Sparrows Point plant in good times

Sparrows Point plant in good times

Even better, an investment group with deep pockets and strong local connections is negotiating to buy most of the Bethlehem Steel land in southeastern Baltimore County.

Jim Davis heads Redwood Capital Investment, which wants to become the new property owner. Davis’ name isn’t as familiar to readers as his cousin, Ravens owner Steve Bisciotti.

The two co-founded a job-staffing service in the 1980s, Aerotek, which morphed into the country’s largest privately held international staffing company — a $10 billion giant called Allegis Group with 12,000 employees and 120,000 contract workers. Its headquarters are in Hanover, not far from Arundel Mills.

Davis went on to purchase Erickson Retirement senior living communities and a host of other real estate and financial investments through Redwood. Now he is seeking most of the Sparrows Point acreage.

The Point’s Potential

If Davis follows the path laid out by a county task force and the Port of Baltimore, The Point some day will be humming with maritime crews, manufacturing and assembly workers, energy operators and distribution and freight employees.

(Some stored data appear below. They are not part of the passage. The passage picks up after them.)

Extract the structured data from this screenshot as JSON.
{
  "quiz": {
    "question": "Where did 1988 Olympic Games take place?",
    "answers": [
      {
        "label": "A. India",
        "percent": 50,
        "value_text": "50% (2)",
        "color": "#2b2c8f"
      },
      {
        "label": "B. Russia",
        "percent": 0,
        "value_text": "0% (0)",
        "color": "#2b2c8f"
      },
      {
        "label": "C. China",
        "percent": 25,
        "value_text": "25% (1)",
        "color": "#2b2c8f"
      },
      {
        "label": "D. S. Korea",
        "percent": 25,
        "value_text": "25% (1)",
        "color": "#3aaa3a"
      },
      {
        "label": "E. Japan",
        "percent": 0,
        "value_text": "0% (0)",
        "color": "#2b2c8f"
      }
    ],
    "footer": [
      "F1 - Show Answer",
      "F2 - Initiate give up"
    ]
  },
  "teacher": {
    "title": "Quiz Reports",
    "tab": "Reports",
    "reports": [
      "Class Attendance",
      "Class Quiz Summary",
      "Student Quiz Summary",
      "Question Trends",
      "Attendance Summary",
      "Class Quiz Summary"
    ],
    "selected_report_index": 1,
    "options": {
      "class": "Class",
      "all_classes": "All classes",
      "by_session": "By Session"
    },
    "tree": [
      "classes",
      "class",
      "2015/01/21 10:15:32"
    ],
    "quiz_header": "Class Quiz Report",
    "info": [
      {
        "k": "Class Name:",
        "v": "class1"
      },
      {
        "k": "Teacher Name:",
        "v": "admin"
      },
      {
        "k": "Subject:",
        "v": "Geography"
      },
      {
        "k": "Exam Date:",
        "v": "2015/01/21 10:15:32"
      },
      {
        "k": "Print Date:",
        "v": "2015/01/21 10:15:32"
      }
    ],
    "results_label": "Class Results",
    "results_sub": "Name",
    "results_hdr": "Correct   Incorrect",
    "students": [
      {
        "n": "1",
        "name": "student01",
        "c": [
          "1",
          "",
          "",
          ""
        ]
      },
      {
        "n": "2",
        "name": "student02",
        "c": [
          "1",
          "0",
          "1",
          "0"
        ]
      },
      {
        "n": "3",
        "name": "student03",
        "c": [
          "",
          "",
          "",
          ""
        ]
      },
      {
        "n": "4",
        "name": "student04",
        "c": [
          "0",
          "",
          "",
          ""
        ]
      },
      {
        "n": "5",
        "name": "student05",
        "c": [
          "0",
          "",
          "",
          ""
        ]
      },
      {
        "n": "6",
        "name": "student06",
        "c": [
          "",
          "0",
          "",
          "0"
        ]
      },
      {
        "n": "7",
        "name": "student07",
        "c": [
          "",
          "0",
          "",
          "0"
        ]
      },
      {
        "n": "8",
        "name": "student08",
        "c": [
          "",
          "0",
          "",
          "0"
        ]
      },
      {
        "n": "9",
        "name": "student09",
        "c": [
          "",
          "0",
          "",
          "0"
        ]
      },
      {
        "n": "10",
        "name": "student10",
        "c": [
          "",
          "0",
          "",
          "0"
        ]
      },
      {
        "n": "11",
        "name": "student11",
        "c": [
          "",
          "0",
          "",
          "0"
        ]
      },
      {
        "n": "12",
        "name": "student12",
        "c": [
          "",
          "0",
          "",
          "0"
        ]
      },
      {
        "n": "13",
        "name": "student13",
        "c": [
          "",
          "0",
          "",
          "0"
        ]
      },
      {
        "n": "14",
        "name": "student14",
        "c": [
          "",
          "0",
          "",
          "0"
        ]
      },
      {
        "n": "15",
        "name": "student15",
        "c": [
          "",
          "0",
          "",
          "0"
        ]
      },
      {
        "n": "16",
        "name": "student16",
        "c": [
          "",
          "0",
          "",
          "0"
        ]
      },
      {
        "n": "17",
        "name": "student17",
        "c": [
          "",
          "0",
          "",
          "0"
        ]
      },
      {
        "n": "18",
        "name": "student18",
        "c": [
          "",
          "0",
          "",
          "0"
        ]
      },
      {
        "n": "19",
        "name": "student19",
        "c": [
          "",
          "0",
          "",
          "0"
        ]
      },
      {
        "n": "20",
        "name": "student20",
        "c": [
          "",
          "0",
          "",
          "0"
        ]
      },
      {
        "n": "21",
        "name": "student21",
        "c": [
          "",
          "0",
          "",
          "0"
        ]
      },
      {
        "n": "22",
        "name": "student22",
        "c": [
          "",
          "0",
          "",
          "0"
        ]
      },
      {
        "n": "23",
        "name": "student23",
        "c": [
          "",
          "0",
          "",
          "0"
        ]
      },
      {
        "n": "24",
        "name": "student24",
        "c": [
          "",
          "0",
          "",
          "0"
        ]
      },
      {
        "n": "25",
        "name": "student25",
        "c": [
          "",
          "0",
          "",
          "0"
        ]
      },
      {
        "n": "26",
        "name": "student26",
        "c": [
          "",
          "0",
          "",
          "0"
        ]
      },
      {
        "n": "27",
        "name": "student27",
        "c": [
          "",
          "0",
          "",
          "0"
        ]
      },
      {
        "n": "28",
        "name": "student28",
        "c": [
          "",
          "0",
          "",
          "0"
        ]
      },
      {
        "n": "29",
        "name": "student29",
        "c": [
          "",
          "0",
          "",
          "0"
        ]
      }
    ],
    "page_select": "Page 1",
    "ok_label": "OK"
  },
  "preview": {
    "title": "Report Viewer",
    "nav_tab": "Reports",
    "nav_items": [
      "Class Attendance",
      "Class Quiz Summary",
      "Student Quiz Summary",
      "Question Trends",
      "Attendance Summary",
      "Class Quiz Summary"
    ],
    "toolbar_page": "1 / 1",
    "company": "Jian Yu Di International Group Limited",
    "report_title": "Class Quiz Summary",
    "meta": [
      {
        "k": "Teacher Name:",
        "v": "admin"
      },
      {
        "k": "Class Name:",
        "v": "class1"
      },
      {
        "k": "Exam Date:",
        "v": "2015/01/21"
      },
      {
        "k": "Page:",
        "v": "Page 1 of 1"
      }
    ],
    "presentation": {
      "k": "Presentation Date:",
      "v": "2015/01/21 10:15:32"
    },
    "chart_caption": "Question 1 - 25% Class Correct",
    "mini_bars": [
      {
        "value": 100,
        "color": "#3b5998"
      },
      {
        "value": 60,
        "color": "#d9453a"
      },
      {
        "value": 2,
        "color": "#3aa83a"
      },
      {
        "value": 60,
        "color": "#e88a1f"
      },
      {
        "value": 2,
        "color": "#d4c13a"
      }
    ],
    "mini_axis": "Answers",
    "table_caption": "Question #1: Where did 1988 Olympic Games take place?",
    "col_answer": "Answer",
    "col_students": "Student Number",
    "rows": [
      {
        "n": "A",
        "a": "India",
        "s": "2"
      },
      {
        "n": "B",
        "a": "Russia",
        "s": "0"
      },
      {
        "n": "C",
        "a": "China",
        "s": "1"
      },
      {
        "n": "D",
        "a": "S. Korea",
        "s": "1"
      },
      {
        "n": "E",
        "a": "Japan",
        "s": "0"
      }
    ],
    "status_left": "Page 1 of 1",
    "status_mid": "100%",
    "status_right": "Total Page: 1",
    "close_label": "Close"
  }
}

It could be the most promising economic development story for Maryland in decades.

Nowhere in the Northeast is there such an enormous chunk of land already zoned for industrial use.

While 600 acres is heavily contaminated after a century of steel-making, some 2,400 acres won’t need much work to be placed on the market.

A good part of it overlooks the Chesapeake Bay — six linear miles of deep-water frontage perfectly suited for the port’s expansion needs.

Sparrows Point redevelopment area

Sparrows Point redevelopment area

If Baltimore is to take full advantage of a widened Panama Canal in 2016, it needs additional berths for the giant “post-Panamax” container ships (more than three football fields long) that require 50-foot channels and extra-long cranes.

Sparrows Point already has a 45-foot iron ore pier that could handle roll-on, roll-off cargo like automobiles and farm equipment; a second pier ideal for barges and smaller vessels; a short-line railroad that links to both CSX and Norfolk Southern tracks, and lots and lots of cargo storage space.

Dredge Deposit Site

There’s also Coke Point, where port officials want to deposit tons of dredged harbor muck over the next decade or two. Once filled in, this “de-watered” land can be prepared for use as a state-of-the-art, deepwater super-cargo berth similar to Seagirt Marine Terminal, built on dredged material from construction of the Fort McHenry Tunnel.

That’s just the start of the good news.

The task force, appointed by Baltimore County Executive Kevin Kamenetz, thinks some of the the peninsula is well suited for an energy park containing a natural gas plant, solar and wind farms, a biomass energy plant and a landfill gas plant.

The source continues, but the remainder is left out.